Reputation: 5325
In my project, I could see all the JUnit Test cases are written in eclipse fragments not in eclipse plugin. And we do run each test classes as JUnit plugin. I am not very much clear about the concepts. I am relatively new to this concept.
I just googled to get better knowledge about using fragments over Plugins for Tests. What I have understood is, fragments and host plugins share the same class loader.Please correct me if my understanding is wrong.
However I did not understand the meaning of the below line.
If we create the tests in eclipse plugin, test classes will be loaded by a separate Classloader and will therefore not have access to the non-public methods of the classes under test.
Why it does not have access to the non-public methods? can any one help me in understanding the meaning of the above with simple example?
Upvotes: 2
Views: 460
Reputation: 3211
To understand this you need to understand how classes and classloading actually works in Java. Often we think of loading in terms of 'the classpath', but this is a massive simplification of how things work. In many Java SE envrionments this just works, but in multi-tenanted environments like OSGi it gets more complicated.
Essentially in Java classes are scoped by three things:
It is perfectly possible to have two instances of myPackage.MyClass loaded in the JVM at more than once, you just need multiple classloaders. Even though these classes could be loaded from identical .class files they will be different at runtime. This can cause much confusion when you write code like this:
MyClass c = (MyClass)obj;
and get a ClassNotFoundException: MyClass
.
Classes exist in packages and there are special visibility rules associated with this. Types, methods and fields with no stated visibility are visible to all types in the same package. When a class is loaded it gets associated with a java.lang.reflect.Package and the visibility rules are resolved by essentially checking that the classes are associated with the same java.lang.reflect.Package instance. So in the case of mypackage.MyClass if you load it twice using two different classloaders you will get two Package instances for mypackage.
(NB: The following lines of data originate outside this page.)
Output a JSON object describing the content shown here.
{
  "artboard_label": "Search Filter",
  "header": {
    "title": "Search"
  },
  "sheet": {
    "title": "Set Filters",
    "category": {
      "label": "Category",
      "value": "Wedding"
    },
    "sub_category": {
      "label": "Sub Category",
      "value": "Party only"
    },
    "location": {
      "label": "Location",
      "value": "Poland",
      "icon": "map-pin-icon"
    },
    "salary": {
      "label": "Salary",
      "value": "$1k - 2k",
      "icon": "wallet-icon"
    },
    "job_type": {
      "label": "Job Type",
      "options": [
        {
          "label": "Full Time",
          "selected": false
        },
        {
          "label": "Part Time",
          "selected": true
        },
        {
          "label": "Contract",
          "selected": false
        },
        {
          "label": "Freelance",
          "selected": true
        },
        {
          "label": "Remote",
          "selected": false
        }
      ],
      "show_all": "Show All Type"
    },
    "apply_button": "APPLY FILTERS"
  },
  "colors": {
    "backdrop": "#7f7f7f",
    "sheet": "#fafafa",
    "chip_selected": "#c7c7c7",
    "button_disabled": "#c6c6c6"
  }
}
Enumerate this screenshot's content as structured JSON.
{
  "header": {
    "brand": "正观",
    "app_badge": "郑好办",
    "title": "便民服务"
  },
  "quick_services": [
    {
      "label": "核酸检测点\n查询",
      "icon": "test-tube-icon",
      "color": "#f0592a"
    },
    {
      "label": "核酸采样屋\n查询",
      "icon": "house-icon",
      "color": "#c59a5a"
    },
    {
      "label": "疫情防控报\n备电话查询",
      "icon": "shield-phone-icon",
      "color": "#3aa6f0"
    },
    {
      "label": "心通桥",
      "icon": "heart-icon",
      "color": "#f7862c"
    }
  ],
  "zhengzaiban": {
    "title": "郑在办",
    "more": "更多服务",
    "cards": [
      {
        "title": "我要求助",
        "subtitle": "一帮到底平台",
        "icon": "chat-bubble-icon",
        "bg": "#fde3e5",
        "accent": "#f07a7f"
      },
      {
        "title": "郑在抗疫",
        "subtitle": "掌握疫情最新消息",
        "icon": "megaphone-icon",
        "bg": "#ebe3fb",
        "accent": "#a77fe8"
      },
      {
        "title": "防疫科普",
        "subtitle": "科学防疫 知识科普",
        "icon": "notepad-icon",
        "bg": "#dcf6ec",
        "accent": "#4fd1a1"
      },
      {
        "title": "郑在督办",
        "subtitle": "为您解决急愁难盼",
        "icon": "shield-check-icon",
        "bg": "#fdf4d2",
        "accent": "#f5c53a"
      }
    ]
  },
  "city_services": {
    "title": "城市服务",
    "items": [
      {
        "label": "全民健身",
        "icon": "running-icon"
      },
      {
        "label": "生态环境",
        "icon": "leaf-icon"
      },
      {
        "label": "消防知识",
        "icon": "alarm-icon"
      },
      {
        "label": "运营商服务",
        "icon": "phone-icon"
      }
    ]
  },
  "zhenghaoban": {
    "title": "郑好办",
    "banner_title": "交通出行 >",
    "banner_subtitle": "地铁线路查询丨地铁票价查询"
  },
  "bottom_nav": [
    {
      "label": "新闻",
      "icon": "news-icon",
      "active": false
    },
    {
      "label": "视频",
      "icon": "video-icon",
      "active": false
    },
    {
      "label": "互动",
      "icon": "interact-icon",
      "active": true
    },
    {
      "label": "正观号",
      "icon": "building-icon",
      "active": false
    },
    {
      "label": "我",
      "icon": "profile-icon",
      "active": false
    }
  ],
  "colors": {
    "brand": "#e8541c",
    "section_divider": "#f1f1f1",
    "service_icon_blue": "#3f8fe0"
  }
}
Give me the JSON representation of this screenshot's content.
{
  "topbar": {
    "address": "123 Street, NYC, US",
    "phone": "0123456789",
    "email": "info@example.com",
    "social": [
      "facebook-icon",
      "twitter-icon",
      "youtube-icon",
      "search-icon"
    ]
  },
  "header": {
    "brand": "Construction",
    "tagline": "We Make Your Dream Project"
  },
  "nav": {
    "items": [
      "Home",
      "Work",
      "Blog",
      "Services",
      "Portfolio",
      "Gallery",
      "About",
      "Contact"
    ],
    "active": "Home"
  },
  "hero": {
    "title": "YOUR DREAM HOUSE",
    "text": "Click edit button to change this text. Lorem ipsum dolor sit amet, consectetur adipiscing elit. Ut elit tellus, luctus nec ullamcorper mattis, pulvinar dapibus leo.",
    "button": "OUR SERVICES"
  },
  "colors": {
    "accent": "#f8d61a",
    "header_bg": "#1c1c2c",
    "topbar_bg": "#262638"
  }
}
OSGi is designed to support multi-tenanted class loading, this is what allows you to have two different versions of a class or package in the same JVM at once. This solve many problems caused if you have different version dependencies. It implements this by using a different Classloader for each bundle. Fragments work differently that bundles in that they are associated with a bundle and classes in them are loaded by the bundle's Classloader rather than having their own one.
To relate this back to your original question if you put your junit tests in a bundle (rather than a fragment) your class will be loaded by a different classloader, so it'll be associated with a different instance of java.lang.reflect.Package so when the JVM tests for member accessability it will fail.